2.5 A couple more for processes

If the EE type is process, the eelib must also provide:

    int  oprc_pid();  
    void oprc_shmalloc(void **ptr, int size, int upd);  
    void oprc_shmfree(void *p);

which, correspondingly, return the process id of the EE, allocate space in shared memory and free it.

3 What facilities are provided by ort to eelib

Assuming one works in directory runtime/host/othr_foo, there are 3 basic files that one may include in othr.c:

    config.h  
    ../sysdeps.h  
    ../ort.h

The first one resides in the common/ directory of ompi’s source tree and provides some definitions created during configuration time, such as the name of the package (“ompi”), its version etc. One may need to perform some extra tests for the availability of certain system header files or library functions; the place to do those is file configure.in, so that the results are available as definitions in file config.h.

The second file contains some system-specific utilities and definitions. The definitions include the processor type of the system, the platform type, the operating system type, the size of the processors’ cache lines, and a few others. This file provides two major facilities that can be useful for a threading library:

Finally, the third file (../ort.h) provides the rest of the facilities described below. In fact, this file includes the other two headers, so this is the only file one has to include, after all:

    #include "../ort.h"

3.1 What is provided in ort.h

The first thing ort provides is a set of memory allocation functions (ort_alloc(), ort_calloc(), ort_alloc_aligned(), ort_calloc_aligned(), ort_realloc_aligned()) which also check whether the requested memory block could not be allocated (causing an exit). The last three functions allocate memory aligned to the cache line size of the processor, which is a must for performance. The actual memory allocated contains usually more bytes than requested and starts at an unaligned position, so the functions return a pointer to the aligned portion of the memory block and set their ‘actual’ parameter to point to the actual (unaligned) block start; the latter is what one should free() if needed.

Finally, there is a function to display a warning and another one to diplay an error and exit() with a particular value.

3.2 Barriers

ort implements a default barrier in ort.c/ort.h which makes use of the locks provied by eelib. The barrier functions are also available for eelib to use:

    void ort_default_barrier_init(ort_defbar_t *bar, int numees)  
    void ort_default_barrier_wait(ort_defbar_t *bar, int thrid)  
    void ort_default_barrier_destroy(ort_defbar_t *bar)

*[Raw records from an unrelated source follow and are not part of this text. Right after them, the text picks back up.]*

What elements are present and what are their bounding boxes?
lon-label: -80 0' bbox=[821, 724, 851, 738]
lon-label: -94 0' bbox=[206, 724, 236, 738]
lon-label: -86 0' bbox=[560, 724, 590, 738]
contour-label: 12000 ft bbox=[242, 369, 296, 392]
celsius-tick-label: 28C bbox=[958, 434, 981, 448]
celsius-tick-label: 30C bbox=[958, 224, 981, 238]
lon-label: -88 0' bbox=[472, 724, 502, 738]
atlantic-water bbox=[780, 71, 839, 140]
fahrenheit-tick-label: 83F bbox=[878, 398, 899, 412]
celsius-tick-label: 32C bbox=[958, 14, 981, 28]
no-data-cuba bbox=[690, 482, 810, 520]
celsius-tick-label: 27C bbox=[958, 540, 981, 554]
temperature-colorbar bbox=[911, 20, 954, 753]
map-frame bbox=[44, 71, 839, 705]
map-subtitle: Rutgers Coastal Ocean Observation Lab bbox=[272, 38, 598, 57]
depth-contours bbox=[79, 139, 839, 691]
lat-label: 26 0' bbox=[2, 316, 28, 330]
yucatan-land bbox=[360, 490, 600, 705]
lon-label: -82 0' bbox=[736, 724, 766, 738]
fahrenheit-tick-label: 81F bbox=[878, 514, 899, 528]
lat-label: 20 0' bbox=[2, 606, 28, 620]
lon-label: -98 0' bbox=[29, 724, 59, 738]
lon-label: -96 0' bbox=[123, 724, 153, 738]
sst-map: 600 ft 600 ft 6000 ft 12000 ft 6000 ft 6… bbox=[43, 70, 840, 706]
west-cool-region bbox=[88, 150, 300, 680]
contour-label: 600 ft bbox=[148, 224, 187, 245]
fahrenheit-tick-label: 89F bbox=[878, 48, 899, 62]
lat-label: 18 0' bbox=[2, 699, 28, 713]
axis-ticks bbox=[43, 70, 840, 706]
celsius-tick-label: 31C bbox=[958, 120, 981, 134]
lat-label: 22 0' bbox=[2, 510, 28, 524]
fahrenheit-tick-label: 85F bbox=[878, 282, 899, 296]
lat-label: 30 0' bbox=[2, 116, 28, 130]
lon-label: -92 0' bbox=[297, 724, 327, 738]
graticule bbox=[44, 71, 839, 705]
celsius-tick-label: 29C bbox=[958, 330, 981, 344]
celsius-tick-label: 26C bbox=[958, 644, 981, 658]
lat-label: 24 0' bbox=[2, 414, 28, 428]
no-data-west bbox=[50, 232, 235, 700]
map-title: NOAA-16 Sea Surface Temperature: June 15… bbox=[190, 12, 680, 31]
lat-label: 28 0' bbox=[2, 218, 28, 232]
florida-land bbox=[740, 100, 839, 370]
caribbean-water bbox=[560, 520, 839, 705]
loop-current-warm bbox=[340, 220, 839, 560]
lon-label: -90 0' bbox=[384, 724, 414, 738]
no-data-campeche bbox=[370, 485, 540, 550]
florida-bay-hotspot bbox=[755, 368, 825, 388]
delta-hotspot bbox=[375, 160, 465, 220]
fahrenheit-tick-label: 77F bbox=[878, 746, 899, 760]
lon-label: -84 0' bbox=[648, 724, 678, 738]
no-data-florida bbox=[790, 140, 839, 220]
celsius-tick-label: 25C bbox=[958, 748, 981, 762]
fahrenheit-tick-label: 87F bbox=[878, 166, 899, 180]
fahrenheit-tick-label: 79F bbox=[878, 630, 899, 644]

You may want to experiment with your own barrier algorithms. In order to override the one in ort.c, all you have to do in your ee.h is:

    #define AVOID_OMPI_DEFAULT_BARRIER

and implement the following 3 functions in your othr.c:

    void othr_barrier_init(othr_barrier_t *bar, int n);  
    void othr_barrier_wait(othr_barrier_t *bar, int id);  
    void othr_barrier_destroy(othr_barrier_t *bar);

Of course, ee.h must provide the prototypes, plus the definition for othr_barrier_t. Finally, notice that in light of the tasking support in OpenMP, barriers are task scheduling points that require/make sure that all tasks of the binding thread team have finished before continuing. See runtime/host/ee_pstrheads/ for an example.

3.3 Tasks

NOTE: This section is incomplete.

ompi provides support for tasks in ort, which is independent of the actual EE that is used. However, it also allows for an eelib to provide its own task implementation, if needed. In order to do this, all you have to do is:

    #define AVOID_OMPI_DEFAULT_TASKS

in your ee.h, and implement the following 3 functions in your othr.c:

    void othr_new_task();  
    void othr_new_task_exec();  
    void othr_taskwait();

…to be completed.

1Important: the call must be made in the context of the thread, i.e. nobody else may call this on behalf of the thread in question.